Background Inflammation and infection are important aetiological factors in development of preterm birth. Inflammation is associated with many disorders of preterm infants including periventricular leukomalacia, chronic lung disease and necrotising eneterocolitis.

Aims To compare neutrophil and monocyte responses to lipopolysaccaride (LPS) +/-APC (activated protein c) stimulation in preterm neonates < 32 weeks gestation with adults controls.

Methods Whole blood was incubated with LPS +/-APC and Toll-like receptor4 (TLR4), CD11b expression, and reactive oxygen intermediate (ROI) release from neutophils and monocytes was examined by flow cytometry.

Results Both adults (n=15) and preterm neonates (n=30) had significantly increased LPS induced neutrophil CD11b expression but preterms are less responsive than adults. There was a significant increase in neutrophil ROI in response to LPS in adults and preterm neonates on day 1 and this was significantly reduced by APC There was significant higher baseline and endotoxin response of monocyte ROI in preterm neonates compared to adult (p<0.05). However APC had not reduced this response.

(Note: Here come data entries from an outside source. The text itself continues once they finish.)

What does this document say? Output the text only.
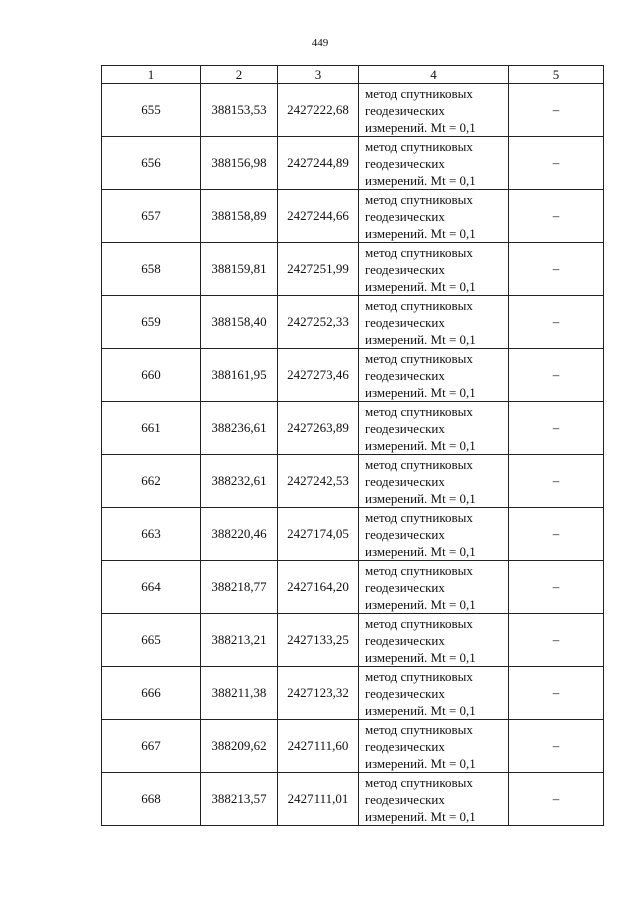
449
1	2	3	4	5
655	388153,53	2427222,68	метод спутниковых
геодезических
измерений. Mt = 0,1	–
656	388156,98	2427244,89	метод спутниковых
геодезических
измерений. Mt = 0,1	–
657	388158,89	2427244,66	метод спутниковых
геодезических
измерений. Mt = 0,1	–
658	388159,81	2427251,99	метод спутниковых
геодезических
измерений. Mt = 0,1	–
659	388158,40	2427252,33	метод спутниковых
геодезических
измерений. Mt = 0,1	–
660	388161,95	2427273,46	метод спутниковых
геодезических
измерений. Mt = 0,1	–
661	388236,61	2427263,89	метод спутниковых
геодезических
измерений. Mt = 0,1	–
662	388232,61	2427242,53	метод спутниковых
геодезических
измерений. Mt = 0,1	–
663	388220,46	2427174,05	метод спутниковых
геодезических
измерений. Mt = 0,1	–
664	388218,77	2427164,20	метод спутниковых
геодезических
измерений. Mt = 0,1	–
665	388213,21	2427133,25	метод спутниковых
геодезических
измерений. Mt = 0,1	–
666	388211,38	2427123,32	метод спутниковых
геодезических
измерений. Mt = 0,1	–
667	388209,62	2427111,60	метод спутниковых
геодезических
измерений. Mt = 0,1	–
668	388213,57	2427111,01	метод спутниковых
геодезических
измерений. Mt = 0,1	–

Conclusion Increased ROI release may mediate tissue damage and was significantly increased in preterm neonates and adults. APC reduced LPS-induced neutrophil ROI release. This may benefit preterm neonates at high risk of multiorgan inflammatory disorders but they are at high risk of haemorrhage. Further examination of APC mutants with anti-inflammatory but decreased anticoagulant properties is merited.